A professor at the State University of New York at Stony Brook since 1983, Murata was tapped as one of this year’s Guggenheim Memorial Foundation Fellows — a nod to her authorship of several books on Islam, her teaching on the topic and a body of associated work.

“Being chosen for a Guggenheim Fellowship is a most esteemed honor and reflects the highest levels of scholarship and professionalism,” says SUNY-Stony Brook President Samuel L. Stanley, Jr.

For the past seven years she’s been translating and analyzing the cosmology, metaphysics, theology and spiritual psychology of the first known text on Islam written in Chinese, Wang Daiyu’s The Real Commentary on the True Teaching, published in 1642.

“It is my life’s work, one of the most important things I’ve done,” says Murata, a religious studies professor and director of Japanese studies for Stony Brooks’ Department of Asian and American Studies.

The $40,000 Guggenheim prize will grant her the time and resources to finish the translation by year’s end and to publish it within three years, she says.

“It’s quite hard,” she adds, citing, for example, the overflow of meanings in a single Chinese word. “I don’t want to misrepresent anything. I’m trying to be faithful to the author and be readable.”

The nearly 400-year-old tome spotlights the “dialogue” that ancient Chinese and Arabs created about Islam. It explores the common ground arrived at by what came to be known as Huiru, or “Confucian Muslims” who did not belabor the disjunctions between Confucianism and Islam, which Arab merchants introduced to China in 651 A.D., says Murata.

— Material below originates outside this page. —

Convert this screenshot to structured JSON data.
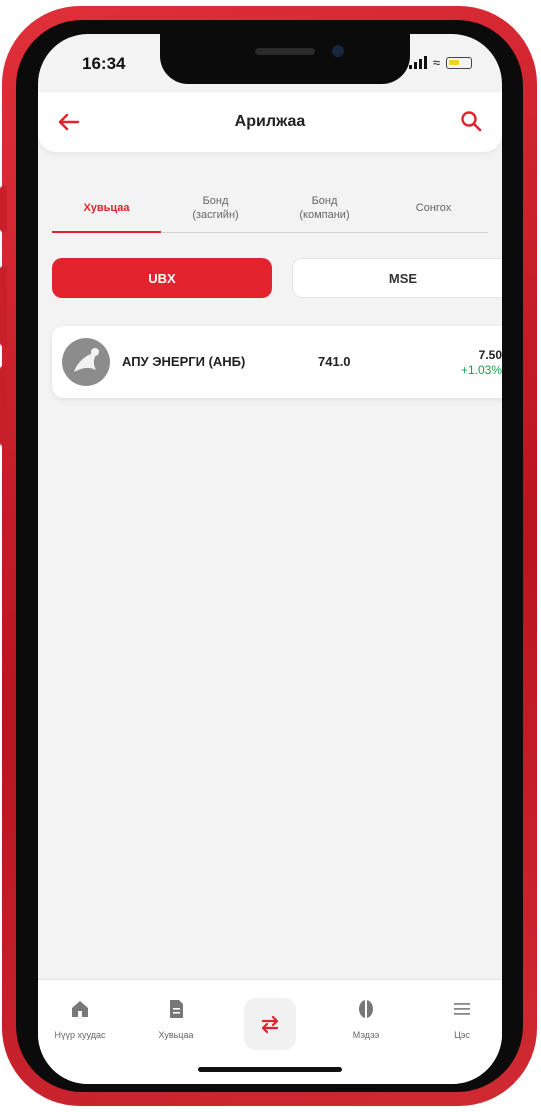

Murata’s books include Temporary Marriage in Islamic Law, The Tao of Islam: A Sourcebook on Gender Relationships in Islamic Thought and Chinese Gleams of Sufi Light. She has also co-authored books with her husband, Stony Brook religious studies professor William Chittick; and Tu Weiming, a Harvard University professor of Chinese history and philosophy. 

By the 10th century, China housed 10 geographically distinct communities of Muslims who today, by the religion-constraining government’s official count, total 20 million. “But this number has not changed in the last 50 years,” Murata says. “Chinese Muslims say it is much, much higher — 50 to 60 million.”

Murata says she hopes her translation and analysis of Daiyu’s text with help create an unvarnished history of Islam and also authenticate Islam’s place in modern life.

If ancient Arabs and Chinese managed to focus more on their shared religious tenets than their divisions, that is a lesson for modern times, she says.

“That attitude of a student took me into writing this book,” Murata says. “I explained to him, ‘You’re totally wrong.’ When you’re not educated on the matter, you can get it very, very wrong.”